Li eyed him coolly. “I think you’re making that whole thing up,” she said.
“I have the police report to prove it,” said Zip. “Remind me to show you when we get back.”
“What happened next?” I asked.
“The thug was out cold in a puddle of blue-raspberry blood. Cashier let me grab another Icee for free, so I sipped on that until the police arrived. Not a bad afternoon, all things considered.”

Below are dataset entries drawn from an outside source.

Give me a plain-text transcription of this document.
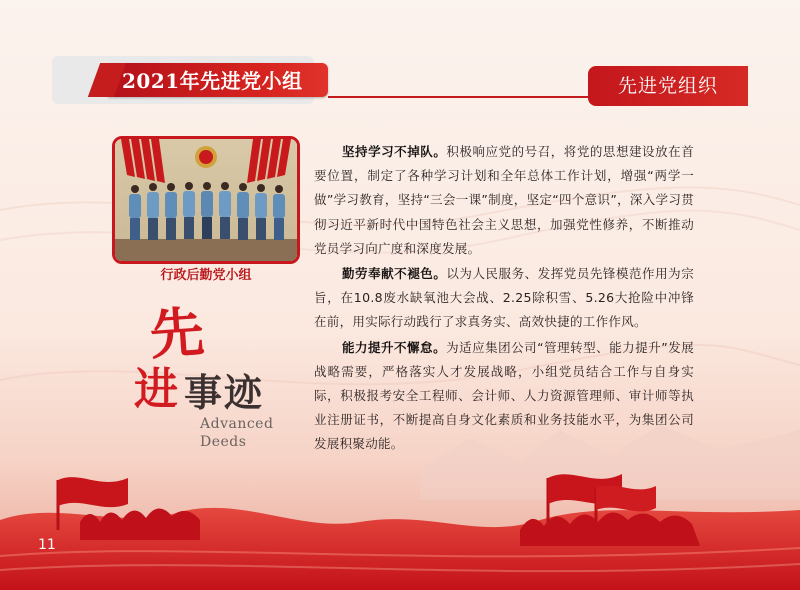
2021年先进党小组	先进党组织
行政后勤党小组
先
进 事迹
Advanced
Deeds

坚持学习不掉队。积极响应党的号召，将党的思想建设放在首要位置，制定了各种学习计划和全年总体工作计划，增强“两学一做”学习教育，坚持“三会一课”制度，坚定“四个意识”，深入学习贯彻习近平新时代中国特色社会主义思想，加强党性修养，不断推动党员学习向广度和深度发展。

勤劳奉献不褪色。以为人民服务、发挥党员先锋模范作用为宗旨，在10.8废水缺氧池大会战、2.25除积雪、5.26大抢险中冲锋在前，用实际行动践行了求真务实、高效快捷的工作作风。

能力提升不懈怠。为适应集团公司“管理转型、能力提升”发展战略需要，严格落实人才发展战略，小组党员结合工作与自身实际，积极报考安全工程师、会计师、人力资源管理师、审计师等执业注册证书，不断提高自身文化素质和业务技能水平，为集团公司发展积聚动能。

11
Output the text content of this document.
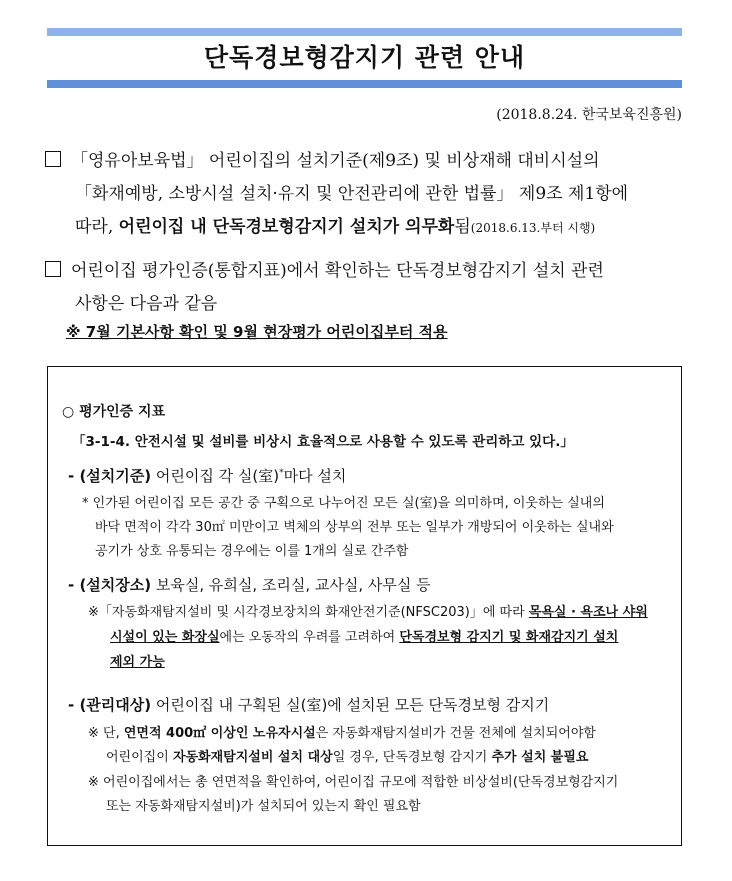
단독경보형감지기 관련 안내
(2018.8.24. 한국보육진흥원)
「영유아보육법」 어린이집의 설치기준(제9조) 및 비상재해 대비시설의
「화재예방, 소방시설 설치·유지 및 안전관리에 관한 법률」 제9조 제1항에
따라, 어린이집 내 단독경보형감지기 설치가 의무화됨(2018.6.13.부터 시행)
어린이집 평가인증(통합지표)에서 확인하는 단독경보형감지기 설치 관련
사항은 다음과 같음
※ 7월 기본사항 확인 및 9월 현장평가 어린이집부터 적용
○ 평가인증 지표
「3-1-4. 안전시설 및 설비를 비상시 효율적으로 사용할 수 있도록 관리하고 있다.」
- (설치기준) 어린이집 각 실(室)*마다 설치
* 인가된 어린이집 모든 공간 중 구획으로 나누어진 모든 실(室)을 의미하며, 이웃하는 실내의
바닥 면적이 각각 30㎡ 미만이고 벽체의 상부의 전부 또는 일부가 개방되어 이웃하는 실내와
공기가 상호 유통되는 경우에는 이를 1개의 실로 간주함
- (설치장소) 보육실, 유희실, 조리실, 교사실, 사무실 등
※「자동화재탐지설비 및 시각경보장치의 화재안전기준(NFSC203)」에 따라 목욕실 · 욕조나 샤워
시설이 있는 화장실에는 오동작의 우려를 고려하여 단독경보형 감지기 및 화재감지기 설치
제외 가능
- (관리대상) 어린이집 내 구획된 실(室)에 설치된 모든 단독경보형 감지기
※ 단, 연면적 400㎡ 이상인 노유자시설은 자동화재탐지설비가 건물 전체에 설치되어야함
어린이집이 자동화재탐지설비 설치 대상일 경우, 단독경보형 감지기 추가 설치 불필요
※ 어린이집에서는 총 연면적을 확인하여, 어린이집 규모에 적합한 비상설비(단독경보형감지기
또는 자동화재탐지설비)가 설치되어 있는지 확인 필요함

“You crack his skull open?” I asked.
Zip shrugged.
“I didn’t hang around long. Had to meet a Tinder date for coffee that afternoon, you see.”
“Oh, of course,” said Li.
“Point is,” said Zip, “I think this job changes us. Like, in a real kind of way. I wasn’t scared, you know? Even with that gun against my chest. I was in just as much danger as I am out here, but I wasn’t scared. It felt like a dream, or like I was watching a TV show starring me.”
“I bet the guy’s skull cracked wide open,” I said. “I bet he died. Serves him right.”
“Hmm,” said Zip, and took another drink from his canteen.